Check my history, I get downvoted to hell everytime I truthfully point out AI slop.
Something about correlation and causation of magic gotcha signals. Text may appear generated to a reader but there's no smoking gun evidence that can disambiguate fact from hypothesis. Even intuition isn't evidence.
Perhaps there needs to be some sort of voluntary ethical disclosure practice to disclaim text as AI-generated with some sort of unusual signifiers. „Lower double quotes perhaps?„
Anyone have a lobste.rs invite?
How many of those are bots and how many of those are "fuck you, clankers" humans—like me?
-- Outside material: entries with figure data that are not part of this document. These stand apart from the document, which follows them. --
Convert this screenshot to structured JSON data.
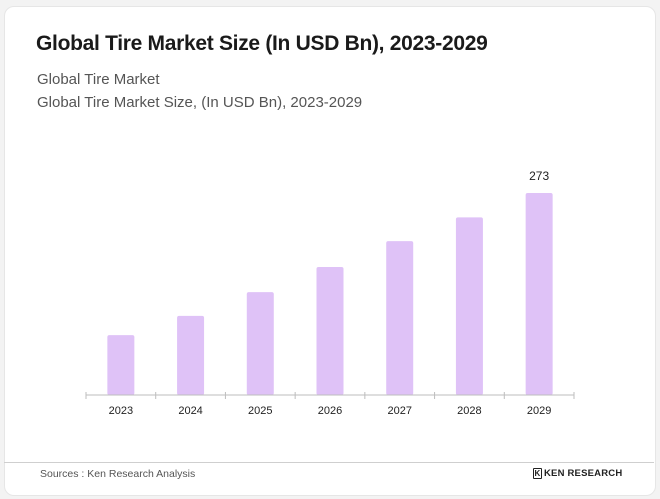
{
  "header": {
    "title": "Global Tire Market Size (In USD Bn), 2023-2029",
    "subtitle_line1": "Global Tire Market",
    "subtitle_line2": "Global Tire Market Size, (In USD Bn), 2023-2029"
  },
  "footer": {
    "source": "Sources : Ken Research Analysis",
    "logo_text": "KEN RESEARCH",
    "logo_icon": "ken-research-logo-icon"
  },
  "chart_data": {
    "type": "bar",
    "title": "Global Tire Market Size (In USD Bn), 2023-2029",
    "xlabel": "",
    "ylabel": "",
    "categories": [
      "2023",
      "2024",
      "2025",
      "2026",
      "2027",
      "2028",
      "2029"
    ],
    "values": [
      81,
      107,
      139,
      173,
      208,
      240,
      273
    ],
    "data_labels": [
      null,
      null,
      null,
      null,
      null,
      null,
      "273"
    ],
    "ylim": [
      0,
      273
    ],
    "grid": false,
    "legend": "none",
    "bar_color": "#dfc2f7",
    "axis_color": "#bdbdbd"
  }
}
Taking back the emdash — fight the power.
> How many of those are bots and how many of those are "fuck you, clankers" humans—like me?
Maybe the em dash is the self censorship/deletion mechanism that we've all been waiting for. Better than having to write pill subscription ads, I suppose.
dang, you should consider this an existential threat to hn.
I hate myself for saying this, but HN should consider closing new registrations for a while until we figure out what to do with this.
Wow. This made me laugh far harder than I would have thought it would. Just wow.